まだ何色にも染まっていない澄み渡るような透明さは、いつの間に誰かの心を自然と惹きつけていて、愛おしささえ感じさせる。
そんな飾らないありのままの彼女が、このみには少し羨ましくもあった。
そして、このみもまた、彼女には笑っていてほしいなと感じていた。
昴が琴葉の顔を覗こうとするたびに、琴葉は悪戯っぽく他所の方を見て顔を合わせないようにする。
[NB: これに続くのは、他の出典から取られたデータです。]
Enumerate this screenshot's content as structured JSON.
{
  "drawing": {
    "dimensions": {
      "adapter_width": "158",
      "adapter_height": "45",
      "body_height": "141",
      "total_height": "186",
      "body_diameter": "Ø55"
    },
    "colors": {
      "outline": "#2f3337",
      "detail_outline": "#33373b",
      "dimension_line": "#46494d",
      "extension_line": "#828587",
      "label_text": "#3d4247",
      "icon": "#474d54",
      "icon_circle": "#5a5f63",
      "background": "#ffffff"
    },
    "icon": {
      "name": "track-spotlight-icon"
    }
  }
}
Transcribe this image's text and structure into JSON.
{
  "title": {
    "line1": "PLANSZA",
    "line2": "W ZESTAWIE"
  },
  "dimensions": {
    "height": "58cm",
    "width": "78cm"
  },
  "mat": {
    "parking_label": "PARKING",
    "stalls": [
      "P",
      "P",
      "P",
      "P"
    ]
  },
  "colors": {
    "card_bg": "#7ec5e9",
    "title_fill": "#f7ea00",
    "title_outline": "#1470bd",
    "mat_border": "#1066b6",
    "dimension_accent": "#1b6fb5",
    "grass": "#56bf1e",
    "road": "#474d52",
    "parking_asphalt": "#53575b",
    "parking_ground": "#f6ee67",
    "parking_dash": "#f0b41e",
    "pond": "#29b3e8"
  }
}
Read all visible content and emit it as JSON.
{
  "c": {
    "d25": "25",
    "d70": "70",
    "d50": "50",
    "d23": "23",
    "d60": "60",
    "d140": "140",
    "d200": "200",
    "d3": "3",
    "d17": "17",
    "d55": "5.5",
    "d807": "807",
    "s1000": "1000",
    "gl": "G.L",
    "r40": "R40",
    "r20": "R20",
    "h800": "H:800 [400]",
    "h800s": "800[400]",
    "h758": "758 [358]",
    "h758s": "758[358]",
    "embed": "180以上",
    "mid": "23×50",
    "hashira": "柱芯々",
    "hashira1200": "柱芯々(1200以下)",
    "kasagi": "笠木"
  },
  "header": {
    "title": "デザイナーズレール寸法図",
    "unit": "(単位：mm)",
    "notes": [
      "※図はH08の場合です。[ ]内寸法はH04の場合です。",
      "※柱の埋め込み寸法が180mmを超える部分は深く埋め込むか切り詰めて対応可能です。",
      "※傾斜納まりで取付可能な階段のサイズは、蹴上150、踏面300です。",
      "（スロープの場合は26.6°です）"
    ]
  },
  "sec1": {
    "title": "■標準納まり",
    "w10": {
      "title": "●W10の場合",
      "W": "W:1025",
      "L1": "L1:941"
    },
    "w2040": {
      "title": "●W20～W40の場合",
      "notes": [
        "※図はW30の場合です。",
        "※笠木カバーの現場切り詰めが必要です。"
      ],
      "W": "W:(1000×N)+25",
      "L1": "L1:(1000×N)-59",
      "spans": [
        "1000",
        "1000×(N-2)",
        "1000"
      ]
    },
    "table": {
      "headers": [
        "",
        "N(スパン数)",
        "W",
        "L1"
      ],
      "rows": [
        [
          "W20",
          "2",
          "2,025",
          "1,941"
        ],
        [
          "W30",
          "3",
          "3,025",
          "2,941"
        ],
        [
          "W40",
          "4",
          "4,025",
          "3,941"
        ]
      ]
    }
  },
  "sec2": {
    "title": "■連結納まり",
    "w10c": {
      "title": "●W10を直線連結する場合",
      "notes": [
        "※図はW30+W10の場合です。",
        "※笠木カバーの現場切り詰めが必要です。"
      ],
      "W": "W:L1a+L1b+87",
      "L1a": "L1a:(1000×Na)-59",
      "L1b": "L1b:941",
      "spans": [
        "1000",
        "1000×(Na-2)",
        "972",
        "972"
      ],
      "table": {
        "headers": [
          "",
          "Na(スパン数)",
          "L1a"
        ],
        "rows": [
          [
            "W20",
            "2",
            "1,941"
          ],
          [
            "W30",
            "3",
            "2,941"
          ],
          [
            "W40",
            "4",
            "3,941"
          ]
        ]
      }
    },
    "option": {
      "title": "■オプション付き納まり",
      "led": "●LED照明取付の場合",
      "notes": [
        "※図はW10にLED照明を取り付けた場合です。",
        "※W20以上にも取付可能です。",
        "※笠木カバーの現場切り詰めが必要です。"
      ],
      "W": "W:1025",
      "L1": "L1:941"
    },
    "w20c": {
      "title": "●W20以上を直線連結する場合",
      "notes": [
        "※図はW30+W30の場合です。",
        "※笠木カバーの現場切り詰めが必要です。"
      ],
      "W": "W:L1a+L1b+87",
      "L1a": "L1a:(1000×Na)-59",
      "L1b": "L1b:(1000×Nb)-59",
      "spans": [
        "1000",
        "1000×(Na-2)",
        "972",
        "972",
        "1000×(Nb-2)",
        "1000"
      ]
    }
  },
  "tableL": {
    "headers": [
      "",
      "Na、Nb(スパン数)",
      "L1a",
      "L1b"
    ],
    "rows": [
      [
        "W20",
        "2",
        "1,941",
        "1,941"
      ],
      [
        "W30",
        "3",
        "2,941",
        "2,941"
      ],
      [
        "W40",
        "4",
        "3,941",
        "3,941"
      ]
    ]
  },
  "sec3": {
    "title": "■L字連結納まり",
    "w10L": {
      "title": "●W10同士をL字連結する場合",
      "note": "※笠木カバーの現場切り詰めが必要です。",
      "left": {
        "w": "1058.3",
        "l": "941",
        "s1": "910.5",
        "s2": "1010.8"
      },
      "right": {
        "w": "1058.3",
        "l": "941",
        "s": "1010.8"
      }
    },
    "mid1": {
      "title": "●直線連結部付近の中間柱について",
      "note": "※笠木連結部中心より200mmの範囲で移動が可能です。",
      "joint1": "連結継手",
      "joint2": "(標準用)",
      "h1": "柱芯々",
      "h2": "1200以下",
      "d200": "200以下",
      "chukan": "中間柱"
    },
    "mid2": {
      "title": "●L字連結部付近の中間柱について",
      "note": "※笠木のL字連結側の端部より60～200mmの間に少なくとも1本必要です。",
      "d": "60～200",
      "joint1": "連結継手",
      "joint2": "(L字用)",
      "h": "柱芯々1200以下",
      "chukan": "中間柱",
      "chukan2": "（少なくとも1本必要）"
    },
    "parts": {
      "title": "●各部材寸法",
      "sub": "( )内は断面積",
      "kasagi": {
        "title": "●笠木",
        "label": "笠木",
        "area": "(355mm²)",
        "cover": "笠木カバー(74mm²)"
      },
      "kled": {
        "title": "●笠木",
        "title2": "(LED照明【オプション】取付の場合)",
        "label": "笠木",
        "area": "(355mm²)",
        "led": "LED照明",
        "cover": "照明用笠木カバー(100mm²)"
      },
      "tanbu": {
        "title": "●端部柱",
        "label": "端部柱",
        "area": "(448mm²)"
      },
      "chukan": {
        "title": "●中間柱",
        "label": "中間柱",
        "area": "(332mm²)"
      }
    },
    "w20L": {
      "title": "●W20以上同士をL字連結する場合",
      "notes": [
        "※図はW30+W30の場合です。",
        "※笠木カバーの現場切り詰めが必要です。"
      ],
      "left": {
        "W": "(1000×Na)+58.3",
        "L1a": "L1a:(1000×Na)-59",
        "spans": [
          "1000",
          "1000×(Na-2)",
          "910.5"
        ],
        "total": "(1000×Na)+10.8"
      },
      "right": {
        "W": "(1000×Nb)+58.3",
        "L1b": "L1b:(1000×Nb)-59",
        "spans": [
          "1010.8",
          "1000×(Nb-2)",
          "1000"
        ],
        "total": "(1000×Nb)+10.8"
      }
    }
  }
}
暖かい目でそんな二人を眺めているこのみに気が付いた昴が、戸惑った様子でこのみに尋ねた。
「このみ。オレ、そんな変なこと言ったのかな……。」
にわかに心配そうに昴からそう言われ、このみは少し驚いた。
何を言うべきか迷ったが、このみはまず一番に、打算や計算なしに何気無く相手に踏み込んでものを言えてしまう昴がなんだかずるいなあ、と思わされた。
このみは、ふふ、と少し笑って、呟くように答えた。